Two Novato real estate investment companies under federal investigation for suspected financial misconduct have filed for bankruptcy.
Professional Financial Investors Inc. and its primary fund, Professional Investors Security Fund Inc., sought Chapter 11 protection in the U.S. District Court of Northern California on Sunday.
In a declaration to the court, Michael Hogan — a corporate restructuring officer hired by the companies’ legal team in June — summarized what he described as a three-decade-old “Ponzi scheme-like operation” by the two companies and its late owner, Kenneth Casey. Hogan said hundreds of millions of dollars loaned to the company by investors “were used to service the debt owed to existing investors and to personally enrich Mr. Casey himself.”
“Others associated with the Companies also appear to have been involved and benefitted from the scheme, and this investigation is ongoing,” Hogan wrote.
The filing states estimated there are about 1,000 victims and about 500 investors whose investments were “co-mingled with potential ill-gotten gains.”

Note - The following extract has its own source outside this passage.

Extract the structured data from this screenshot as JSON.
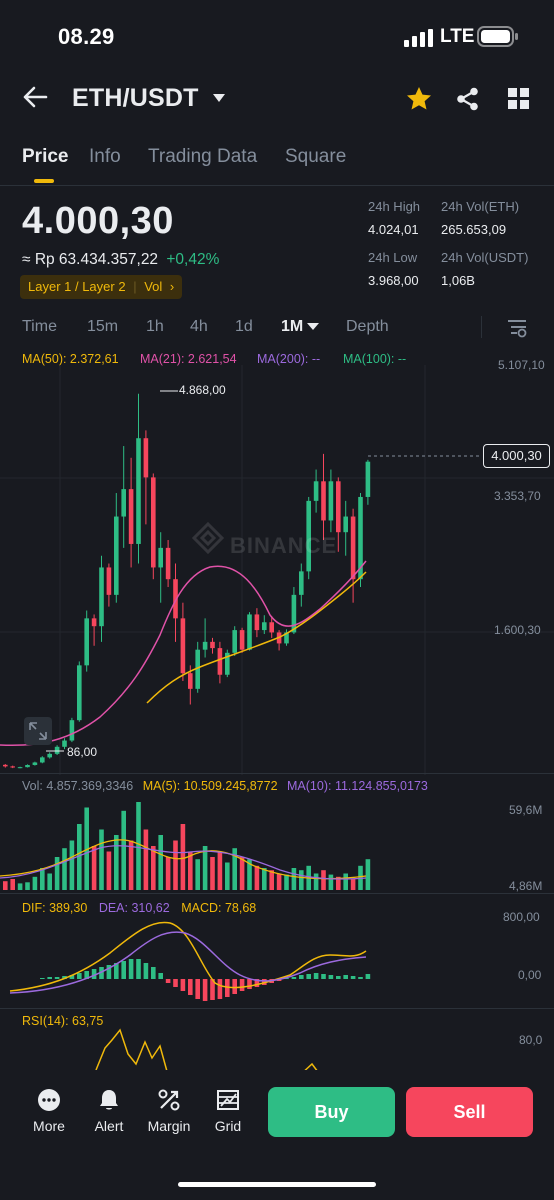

Without further investments and loans being made, the two companies are unable to meet their monthly interest obligations to the various types of investors, Hogan wrote.
The U.S. Securities and Exchange Commission started investigating both companies after Casey’s death in May. A law firm managing the post-death transition reported financial irregularities to the SEC that month.
Casey had previously pleaded guilty in federal court to multiple counts of fraud and tax evasion in the late 1990s, a fact many investors were unaware of.
Three officers for the company resigned in June, including former CEO Lewis Wallach. Wallach could not be reached for comment.
Charlene Albanese, Casey’s ex-wife and representative of Casey’s estate, also resigned as a board director for Professional Financial Investors earlier this month, according to Hogan.
The companies were marketed as a leading commercial real estate owner in Marin County, with nearly 600,000 square feet of commercial warehouse and office space and 1,000 apartments across 28 properties in Marin and Sonoma counties. The total estimated value for the properties is about $550 million, according to Hogan. The companies have about $400 million in outstanding debt and owe an additional $250 million to investors.
The bankruptcy filing was submitted 10 days after a group of investors petitioned the district court to forcibly initiate bankruptcy proceedings against Professional Investors Security Fund in an effort to recover millions in frozen investments. Hogan said the company is consenting to this petition and seeks to combine the two cases.
Debra Grassgreen, an attorney representing the investors seeking bankruptcy proceedings, declined comment.
In a letter to the companies’ more than 1,000 investors on Sunday, Hogan said seeking bankruptcy relief was determined to be in the best interests of the companies.
“As you know, we have been determining for several weeks the best process with which to manage the recovery of investor funds,” Hogan wrote. “We appreciate your patience as we conducted this analysis, as we know this is a difficult time for you as an investor in PFI and PISF.”
Reached for comment on Tuesday, a representative for Hogan referred to the letter to investors.